Die junge Laubwichtelin Glim hat ihre Ausbildung zur Zauberstabmacherin beendet. Jetzt will sie auf Wanderschaft gehen. Ihr ehemaliger Meister gibt ihr einen bestellten Zauberstab zur Auslieferung mit. Unterwegs gerät Glim allerdings gleich in Schwierigkeiten und trifft kurz darauf auf die junge Elfe Annivé, die Schriftstellerin werden will. Sie beschließt, sich Glim anzuschließen, um deren Abenteuer niederzuschreiben.
Marcus Raffel wendet sich mit seinem Fantasy-Abenteuer potenziell eher an jüngere Leser. Dem ist es wohl auch geschuldet, dass die Protagonistin, obwohl sie ihre Lehre bereits abgeschlossen hat, recht jung wirkt. Ein konkretes Alter wird nicht genannt, zumal das natürlich auch wenig aussagekräftig wäre, da (zumindest mir) über das Altern von Laubwichteln wenig bekannt ist.
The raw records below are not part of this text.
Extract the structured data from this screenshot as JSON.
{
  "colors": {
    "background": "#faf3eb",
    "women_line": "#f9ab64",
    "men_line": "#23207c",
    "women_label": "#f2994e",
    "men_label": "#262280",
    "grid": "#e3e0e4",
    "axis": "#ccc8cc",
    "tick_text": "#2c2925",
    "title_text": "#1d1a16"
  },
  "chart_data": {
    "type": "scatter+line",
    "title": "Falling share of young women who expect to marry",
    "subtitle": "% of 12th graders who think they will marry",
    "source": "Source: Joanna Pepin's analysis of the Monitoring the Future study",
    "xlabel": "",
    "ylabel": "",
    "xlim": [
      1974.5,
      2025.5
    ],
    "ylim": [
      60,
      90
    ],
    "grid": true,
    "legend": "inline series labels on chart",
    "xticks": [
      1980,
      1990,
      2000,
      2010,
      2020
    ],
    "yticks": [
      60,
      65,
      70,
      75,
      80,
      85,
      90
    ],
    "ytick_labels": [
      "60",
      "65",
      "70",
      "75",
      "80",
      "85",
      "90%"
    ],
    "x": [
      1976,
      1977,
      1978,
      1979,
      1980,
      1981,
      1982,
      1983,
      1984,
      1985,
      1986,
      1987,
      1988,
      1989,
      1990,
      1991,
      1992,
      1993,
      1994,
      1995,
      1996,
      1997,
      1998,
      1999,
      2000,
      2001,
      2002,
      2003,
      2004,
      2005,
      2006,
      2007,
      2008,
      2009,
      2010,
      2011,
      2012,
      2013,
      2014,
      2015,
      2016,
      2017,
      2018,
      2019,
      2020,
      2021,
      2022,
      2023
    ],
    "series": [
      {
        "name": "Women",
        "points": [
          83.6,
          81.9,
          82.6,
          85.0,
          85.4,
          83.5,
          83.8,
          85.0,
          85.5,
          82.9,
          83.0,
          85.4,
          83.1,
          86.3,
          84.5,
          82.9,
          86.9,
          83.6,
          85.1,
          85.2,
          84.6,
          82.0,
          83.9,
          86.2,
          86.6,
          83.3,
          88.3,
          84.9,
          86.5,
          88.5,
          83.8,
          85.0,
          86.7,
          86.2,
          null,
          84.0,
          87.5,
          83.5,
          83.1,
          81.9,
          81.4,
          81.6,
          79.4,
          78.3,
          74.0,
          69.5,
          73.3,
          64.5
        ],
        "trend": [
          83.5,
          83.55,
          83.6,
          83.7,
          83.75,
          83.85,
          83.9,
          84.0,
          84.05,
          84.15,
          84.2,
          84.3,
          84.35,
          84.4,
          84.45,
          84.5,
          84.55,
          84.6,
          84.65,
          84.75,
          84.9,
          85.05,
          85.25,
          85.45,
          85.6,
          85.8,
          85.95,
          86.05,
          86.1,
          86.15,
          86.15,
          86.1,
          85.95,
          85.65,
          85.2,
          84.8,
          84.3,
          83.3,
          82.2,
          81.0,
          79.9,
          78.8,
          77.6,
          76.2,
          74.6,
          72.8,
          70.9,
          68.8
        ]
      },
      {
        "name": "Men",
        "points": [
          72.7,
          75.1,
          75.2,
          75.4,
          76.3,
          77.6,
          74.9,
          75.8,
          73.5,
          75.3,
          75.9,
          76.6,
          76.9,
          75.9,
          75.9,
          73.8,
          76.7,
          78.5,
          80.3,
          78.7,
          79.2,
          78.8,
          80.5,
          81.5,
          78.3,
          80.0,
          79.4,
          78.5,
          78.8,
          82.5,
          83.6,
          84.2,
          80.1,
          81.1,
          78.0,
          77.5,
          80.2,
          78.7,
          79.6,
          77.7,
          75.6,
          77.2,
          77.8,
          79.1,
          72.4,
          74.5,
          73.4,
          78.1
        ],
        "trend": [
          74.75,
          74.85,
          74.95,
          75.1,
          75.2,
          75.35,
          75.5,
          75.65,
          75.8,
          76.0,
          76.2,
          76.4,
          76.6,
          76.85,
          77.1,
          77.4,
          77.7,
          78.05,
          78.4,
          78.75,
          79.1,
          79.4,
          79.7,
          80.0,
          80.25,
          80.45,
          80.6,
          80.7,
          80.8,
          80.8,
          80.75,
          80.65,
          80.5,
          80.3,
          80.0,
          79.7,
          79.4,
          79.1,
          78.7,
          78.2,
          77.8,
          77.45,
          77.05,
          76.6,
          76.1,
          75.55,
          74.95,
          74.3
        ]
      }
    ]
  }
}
Wie es typisch für solche Stoffe ist, geraten Glim und ihre Begleiterin natürlich in eine ganze Reihe von Abenteuern, bei denen sie letztendlich ihre Welt retten müssen. Das läuft allerdings – wahrscheinlich auch in Hinblick auf die Hauptzielgruppe des Buchs – erstaunlich gewaltarm ab. Kämpfe im eigentlichen Sinn fehlen weitgehend. Dafür schafft es der Autor, einige außergewöhnliche Ideen ins Genre einzubringen. Das Ergebnis liest sich auch für erwachsene Leser durchaus unterhaltsam. Das Ende wirkt nicht so, als sei eine Fortsetzung angedacht, was mittlerweile in diesem Genre schon beinahe überraschend wirkt.
Der Autor fokussiert sich durchgängig auf seine Protagonistin und ihren Wissensstand.